09.40 A Conceptual Framework for Built Environment Cultural Values
Mon statut pour la session
You can only manage what you see and understand. For this reason, the values we ascribe to the built environment and the “architectural” heritage are important in informing what we think we are doing when we set out to conserve places. I will propose that there are only four essentially distinguishable reasons why people feel (or should feel) the compunction to conserve buildings and places. These extend the range of justifications for conservation actions considerably beyond the normal rationales for heritage conservation, which I characterize as relating to identity exploration and the securing of evidence for various reasons. To these I add the sensible use of environmental resources—quoting Grammenos and Russell, “The most environmentally benign building is the one that does not have to be built,” because it already exists—considered in the framework of economic valuation, and the public or institutional value of conservation practices insofar as they crystallize social and collective action at a multiplicity of levels (as articulated in the 2004 report by Demos “Challenge and Change: HLF and Cultural Value”). It is a further aim of my research to make use of this restructuring of the rationales for conservation in framing a means of gathering and classifying information about places, whether in Burra Charter Conservation Plan processes, or inventorying, in order to make better decisions as to the management of their cultural heritage values. I have looked at the clusters of concepts that have been advanced across the world in legislative systems, and through Burra Charter Conservation Plans. A review of legislative systems and criticism of them, and the utilization by practitioners across the world of concepts of value in Conservation Plans that follow the Burra Charter methodology, will provide a test for the universality of these concepts.
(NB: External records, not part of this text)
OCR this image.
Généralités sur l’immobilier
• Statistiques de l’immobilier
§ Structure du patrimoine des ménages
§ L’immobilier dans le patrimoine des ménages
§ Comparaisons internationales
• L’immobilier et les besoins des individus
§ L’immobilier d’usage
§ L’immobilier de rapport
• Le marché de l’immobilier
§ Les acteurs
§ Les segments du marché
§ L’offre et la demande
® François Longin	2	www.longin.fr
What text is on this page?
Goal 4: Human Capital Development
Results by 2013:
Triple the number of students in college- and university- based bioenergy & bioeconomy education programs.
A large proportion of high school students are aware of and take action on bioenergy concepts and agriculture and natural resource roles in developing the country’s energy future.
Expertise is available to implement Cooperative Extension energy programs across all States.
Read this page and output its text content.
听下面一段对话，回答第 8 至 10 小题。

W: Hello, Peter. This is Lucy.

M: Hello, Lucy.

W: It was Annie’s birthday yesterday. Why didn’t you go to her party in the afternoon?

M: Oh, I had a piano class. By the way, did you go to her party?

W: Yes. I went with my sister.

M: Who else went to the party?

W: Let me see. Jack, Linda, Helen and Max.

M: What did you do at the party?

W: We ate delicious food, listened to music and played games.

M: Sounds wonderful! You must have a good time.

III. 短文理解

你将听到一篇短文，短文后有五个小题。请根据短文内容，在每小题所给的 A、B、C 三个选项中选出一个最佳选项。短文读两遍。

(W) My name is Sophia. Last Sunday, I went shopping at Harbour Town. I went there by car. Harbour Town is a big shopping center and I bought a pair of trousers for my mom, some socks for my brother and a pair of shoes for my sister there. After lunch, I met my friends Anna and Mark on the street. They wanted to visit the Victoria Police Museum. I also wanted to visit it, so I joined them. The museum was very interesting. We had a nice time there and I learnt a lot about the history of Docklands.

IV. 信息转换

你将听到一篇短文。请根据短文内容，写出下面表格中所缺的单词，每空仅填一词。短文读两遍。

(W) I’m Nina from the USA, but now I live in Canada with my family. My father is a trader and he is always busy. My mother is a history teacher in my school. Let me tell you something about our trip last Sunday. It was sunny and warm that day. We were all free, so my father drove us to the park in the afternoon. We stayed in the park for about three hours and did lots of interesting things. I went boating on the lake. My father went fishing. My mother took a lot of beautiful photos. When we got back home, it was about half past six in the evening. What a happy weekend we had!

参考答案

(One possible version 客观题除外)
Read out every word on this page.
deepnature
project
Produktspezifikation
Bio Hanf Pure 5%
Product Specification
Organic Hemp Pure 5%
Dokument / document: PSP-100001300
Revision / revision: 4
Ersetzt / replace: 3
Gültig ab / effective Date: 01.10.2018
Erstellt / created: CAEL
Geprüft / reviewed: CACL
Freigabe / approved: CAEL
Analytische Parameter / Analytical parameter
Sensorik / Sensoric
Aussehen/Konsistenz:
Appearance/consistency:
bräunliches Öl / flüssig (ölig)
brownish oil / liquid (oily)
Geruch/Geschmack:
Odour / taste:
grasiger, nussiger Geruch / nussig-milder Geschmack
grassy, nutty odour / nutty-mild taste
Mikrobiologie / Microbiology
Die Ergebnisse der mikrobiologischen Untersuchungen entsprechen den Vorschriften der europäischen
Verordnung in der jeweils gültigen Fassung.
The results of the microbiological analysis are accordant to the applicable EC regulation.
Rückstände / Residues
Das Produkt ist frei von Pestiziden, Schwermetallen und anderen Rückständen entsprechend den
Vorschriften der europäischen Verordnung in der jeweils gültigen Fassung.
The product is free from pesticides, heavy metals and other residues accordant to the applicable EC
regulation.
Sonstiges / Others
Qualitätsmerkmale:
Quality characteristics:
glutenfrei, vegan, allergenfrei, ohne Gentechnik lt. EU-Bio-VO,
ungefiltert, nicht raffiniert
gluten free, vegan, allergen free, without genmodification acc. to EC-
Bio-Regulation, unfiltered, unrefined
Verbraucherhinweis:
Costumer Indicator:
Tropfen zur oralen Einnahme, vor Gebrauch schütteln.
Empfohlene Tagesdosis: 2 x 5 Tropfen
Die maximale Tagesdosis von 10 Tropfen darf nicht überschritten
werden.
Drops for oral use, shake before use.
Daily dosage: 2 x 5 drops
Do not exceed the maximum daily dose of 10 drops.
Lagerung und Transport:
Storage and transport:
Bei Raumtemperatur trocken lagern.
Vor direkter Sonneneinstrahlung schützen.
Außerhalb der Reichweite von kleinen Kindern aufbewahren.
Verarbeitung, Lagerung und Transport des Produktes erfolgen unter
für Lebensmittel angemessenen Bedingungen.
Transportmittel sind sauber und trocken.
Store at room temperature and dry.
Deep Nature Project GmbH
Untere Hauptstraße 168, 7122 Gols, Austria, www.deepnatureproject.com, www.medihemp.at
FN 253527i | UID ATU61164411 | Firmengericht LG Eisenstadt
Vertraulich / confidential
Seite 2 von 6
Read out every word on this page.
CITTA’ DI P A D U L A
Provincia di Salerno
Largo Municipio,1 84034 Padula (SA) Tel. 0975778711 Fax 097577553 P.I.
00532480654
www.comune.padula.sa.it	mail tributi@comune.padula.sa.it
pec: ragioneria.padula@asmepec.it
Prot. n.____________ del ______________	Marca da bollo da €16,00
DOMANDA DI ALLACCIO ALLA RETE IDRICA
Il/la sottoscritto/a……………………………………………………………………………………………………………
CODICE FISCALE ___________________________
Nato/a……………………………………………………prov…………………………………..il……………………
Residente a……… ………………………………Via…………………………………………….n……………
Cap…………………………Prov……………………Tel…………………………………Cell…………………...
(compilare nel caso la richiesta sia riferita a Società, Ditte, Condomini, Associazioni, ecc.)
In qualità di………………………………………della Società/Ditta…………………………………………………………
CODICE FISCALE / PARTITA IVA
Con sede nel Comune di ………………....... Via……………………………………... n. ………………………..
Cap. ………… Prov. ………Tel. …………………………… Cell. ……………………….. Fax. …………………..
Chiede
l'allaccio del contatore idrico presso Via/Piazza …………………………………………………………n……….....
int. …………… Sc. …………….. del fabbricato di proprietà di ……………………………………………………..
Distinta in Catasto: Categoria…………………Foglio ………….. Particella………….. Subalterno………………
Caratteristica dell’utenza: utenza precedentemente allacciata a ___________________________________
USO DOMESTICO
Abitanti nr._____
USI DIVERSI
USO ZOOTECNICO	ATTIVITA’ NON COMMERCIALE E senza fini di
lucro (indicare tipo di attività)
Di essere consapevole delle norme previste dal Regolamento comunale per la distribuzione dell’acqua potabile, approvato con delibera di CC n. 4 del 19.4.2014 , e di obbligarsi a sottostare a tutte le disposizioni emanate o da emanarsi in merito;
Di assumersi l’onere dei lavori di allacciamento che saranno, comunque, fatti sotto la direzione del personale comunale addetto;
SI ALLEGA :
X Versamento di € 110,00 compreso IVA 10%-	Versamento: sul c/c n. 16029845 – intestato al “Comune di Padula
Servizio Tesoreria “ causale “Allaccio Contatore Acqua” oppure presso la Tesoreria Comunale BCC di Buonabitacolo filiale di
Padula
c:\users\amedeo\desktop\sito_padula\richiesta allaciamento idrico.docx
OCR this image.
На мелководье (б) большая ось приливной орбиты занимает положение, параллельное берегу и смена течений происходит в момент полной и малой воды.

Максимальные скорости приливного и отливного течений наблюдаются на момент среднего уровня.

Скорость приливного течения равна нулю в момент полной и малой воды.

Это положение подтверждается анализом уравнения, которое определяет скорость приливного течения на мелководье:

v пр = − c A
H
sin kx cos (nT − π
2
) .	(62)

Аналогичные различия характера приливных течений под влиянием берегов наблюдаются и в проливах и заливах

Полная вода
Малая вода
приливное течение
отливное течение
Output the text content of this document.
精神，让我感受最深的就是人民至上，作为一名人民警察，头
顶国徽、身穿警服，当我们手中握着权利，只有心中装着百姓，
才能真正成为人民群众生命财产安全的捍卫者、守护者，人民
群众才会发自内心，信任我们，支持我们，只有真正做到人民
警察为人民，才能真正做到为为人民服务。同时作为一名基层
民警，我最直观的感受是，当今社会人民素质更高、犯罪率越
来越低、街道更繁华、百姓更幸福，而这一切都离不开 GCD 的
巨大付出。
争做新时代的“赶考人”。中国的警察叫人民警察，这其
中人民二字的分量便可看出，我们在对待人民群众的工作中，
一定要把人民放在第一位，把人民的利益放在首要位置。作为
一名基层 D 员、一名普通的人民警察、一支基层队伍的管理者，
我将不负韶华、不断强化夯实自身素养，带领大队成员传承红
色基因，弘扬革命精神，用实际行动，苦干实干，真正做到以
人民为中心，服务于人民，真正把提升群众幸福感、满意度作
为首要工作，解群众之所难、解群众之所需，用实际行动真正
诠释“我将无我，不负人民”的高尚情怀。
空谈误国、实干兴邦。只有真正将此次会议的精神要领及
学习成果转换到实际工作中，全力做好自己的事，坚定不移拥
The contemporary theory of conservation suggests that object conservation is essentially about communication, and I will extrapolate this approach into place conservation, modifying and enlarging the concept in the process. This forms the basis for understanding a whole set of values that are related to identity-exploration or -assertion. This new analysis disentangles some of the contradictions and procedural difficulties about what and how we conserve. “Authenticity” is not important in the exploration of identity, but it is important in the preservation of evidence, for example. While it is a truism that the patina of age cannot be manufactured without the processes of time, this does not constitute a valid reason for the inclusion of all material culture under the environmental sustainability heading of a “scarce resource”; instead, the rude function of structures and enclosures are the durable elements of our inheritance that can remain serviceable if they can be pressed to new uses. Their capacity to carry meaning is a secondary consideration. Venice—the city—now belongs to the people of the world, and we are happy about what it communicates to us about who we are, and for that reason we visit it in large numbers. If this “adulterates” its “authenticity,” we are thinking about the wrong aspect of why it matters to us, what its “meaning” is.